Reducing delays in discharge planning. A focus on providing early interventions such as engaging the patient’s support network, monitoring patient medication compliance, and making prompt referrals allowed for expedited discharges. Referrals were made promptly by the hospitals even when the source of payment was unsure in the absence of medical insurance for the patient.

Reducing delays in authorizations for home care or skilled nursing facility care. Communication with outpatient facilities should occur early and involve the patient and family. Training on LOS and barriers to discharge can provide physicians with the necessary information to refer patients to the most appropriate and safe discharge plan.

Limiting outpatient testing performed during an inpatient stay. Unrelated diagnostic testing for convenience should be discouraged. It adds to the LOS, is not reimbursed, and may expose the patient to harm.

Moderating physician preferences. Creating peer-to-peer comparison reports opens the dialogue on best practices among not only specific clinical specialists but also hospitalists. Physicians can enter the expected LOS into the electronic health record, and this information should be monitored and benchmarked. The ordering of consultations also should be benchmarked to peers, and counseling should be provided to physicians with outlier performance.

Reshaping patient and family expectations. Patients and family should participate in rounding. Using a “SNAP” protocol helps to standardize the discussion:

  • Status—expected day of discharge
  • Now—what is being done today
  • Anticipated—what is scheduled
  • Plan

The issue of overstays cannot be addressed through any single action. What is required is a combination of smart use of the hospital electronic health record, ongoing improvement of professional performance, and comparisons among peers to help create awareness and a more-informed focus on these special patients.

ROI Findings

There will always be patients for whom a lengthy stay, equivalent to an overstay, is appropriate. But even a modest effort can put a major dent in excessive days of care that cost the hospital resources, impose unnecessary burdens on nursing and other staff, and expose patients to risk of hospital-acquired conditions.

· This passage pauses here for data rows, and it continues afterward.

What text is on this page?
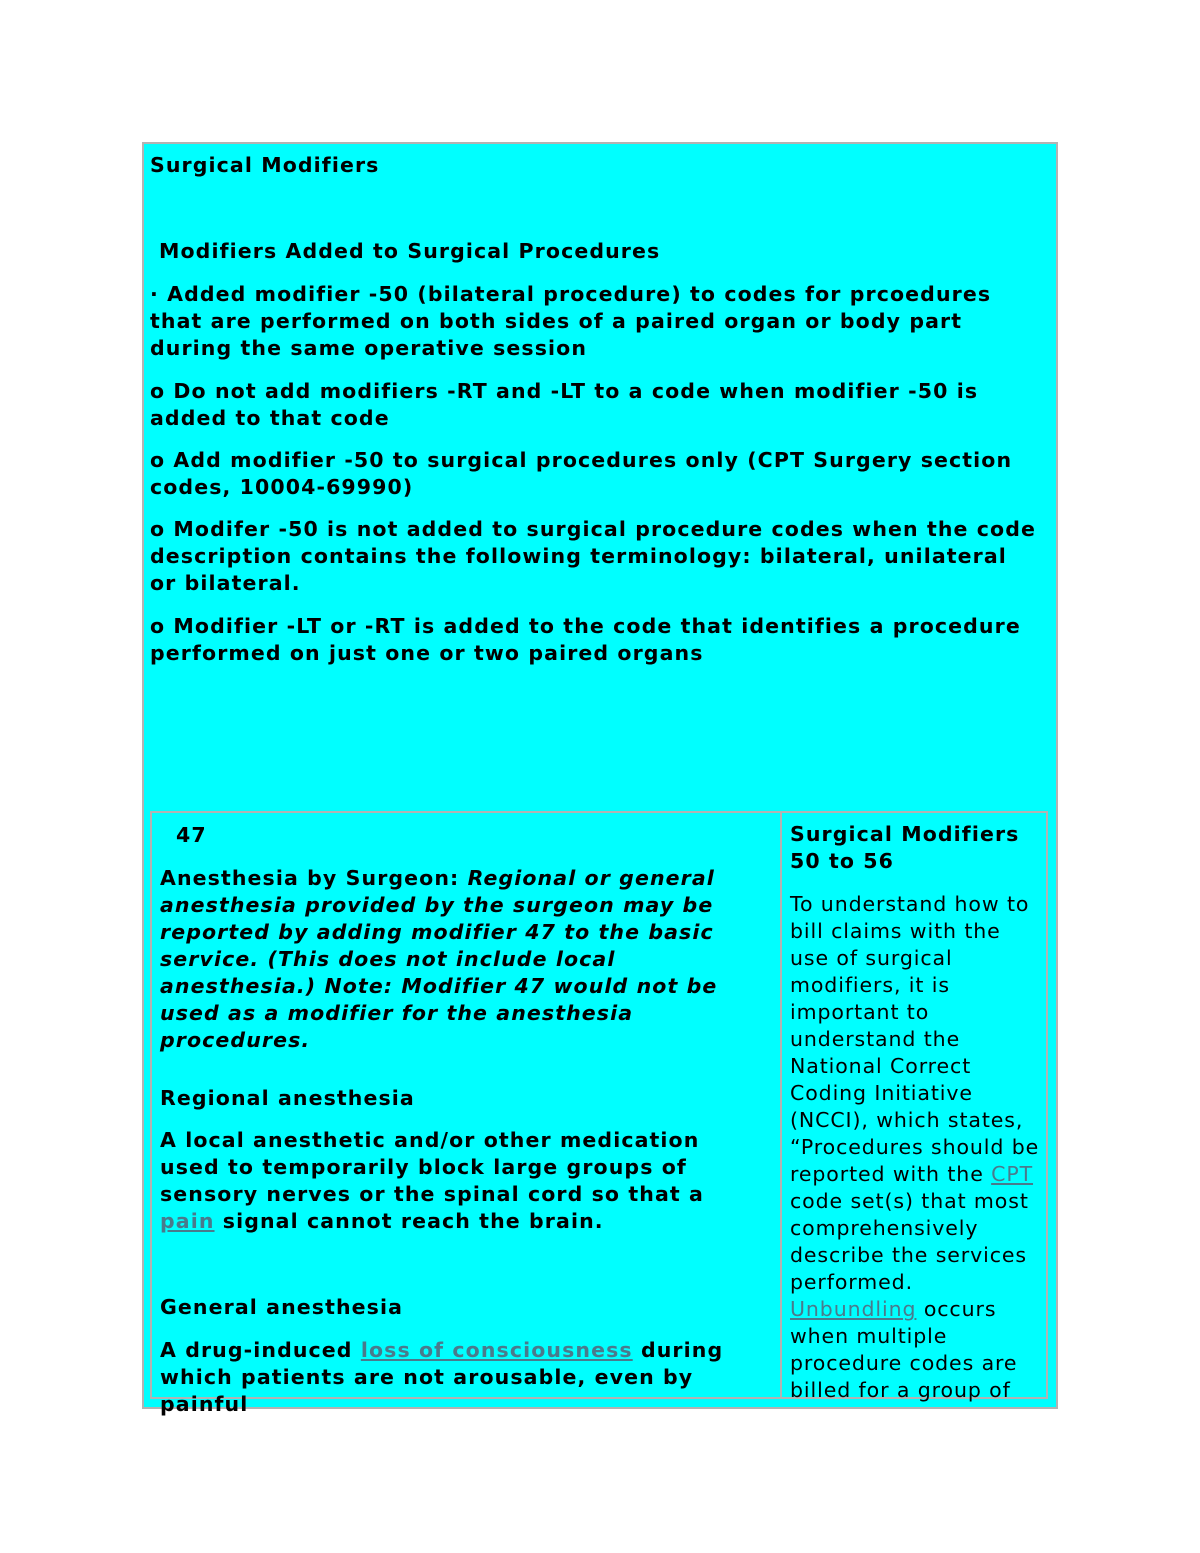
Surgical Modifiers

Modifiers Added to Surgical Procedures

· Added modifier -50 (bilateral procedure) to codes for prcoedures that are performed on both sides of a paired organ or body part during the same operative session

o Do not add modifiers -RT and -LT to a code when modifier -50 is added to that code

o Add modifier -50 to surgical procedures only (CPT Surgery section codes, 10004-69990)

o Modifer -50 is not added to surgical procedure codes when the code description contains the following terminology: bilateral, unilateral or bilateral.

o Modifier -LT or -RT is added to the code that identifies a procedure performed on just one or two paired organs

47

Anesthesia by Surgeon: Regional or general anesthesia provided by the surgeon may be reported by adding modifier 47 to the basic service. (This does not include local anesthesia.) Note: Modifier 47 would not be used as a modifier for the anesthesia procedures.

Regional anesthesia

A local anesthetic and/or other medication used to temporarily block large groups of sensory nerves or the spinal cord so that a pain signal cannot reach the brain.

General anesthesia

A drug-induced loss of consciousness during which patients are not arousable, even by painful

Surgical Modifiers 50 to 56

To understand how to bill claims with the use of surgical modifiers, it is important to understand the National Correct Coding Initiative (NCCI), which states, “Procedures should be reported with the CPT code set(s) that most comprehensively describe the services performed. Unbundling occurs when multiple procedure codes are billed for a group of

Long Island Health Network’s effort to track and reduce its overstay rate produced exemplary results. Before the interventions, the health system’s overstay rate for the five major diagnostic categories discussed was never below 21 percent. Immediately after the interventions, the overstay rate fell, and after a small increase, it has since been trending downward further. In the preintervention period, 12,104 discharges were associated with 120,121 days of care. After the intervention, 10,475 days of care were saved by reducing overstays among the types of patients who had tended to experience them previously. Moreover, the readmission rate fell 8 percent, and it, too, has been trending downward ever since.

This type of intervention can be successfully performed by any hospital or health system. A retrospective review of several years of hospital discharge claims can lead to identification of an organization’s high-overstay MDCs in a straightforward analysis of LOS. A concerted effort with support from finance, quality, and operations can lead to focused activities to reduce overstays. And continuous monitoring of overstays will tell organizational leaders whether the efforts are working and identify the payoff in terms of lower costs and reduced readmissions.

Footnotes

a. The expected LOS was drawn from the Centers for Medicare & Medicaid Services FY18 Inpatient Prospective Payment System Final Rule showing MS-DRGs and risk-adjusted mean LOS. See “Details for title: FY 2018 Final Rule, Correction Notice, and Notice Tables” at www.cms.gov/Medicare/Medicare-Fee-for-Service-Payment/AcuteInpatientPPS/FY2018-IPPS-Final-Rule-Home-Page-Items/FY2018-IPPS-Final-Rule-Tables.html.

b. The teams charged with this effort represented the highest level of leadership including chief financial officers, chief medical officers, directors of quality, and quality improvement nurses.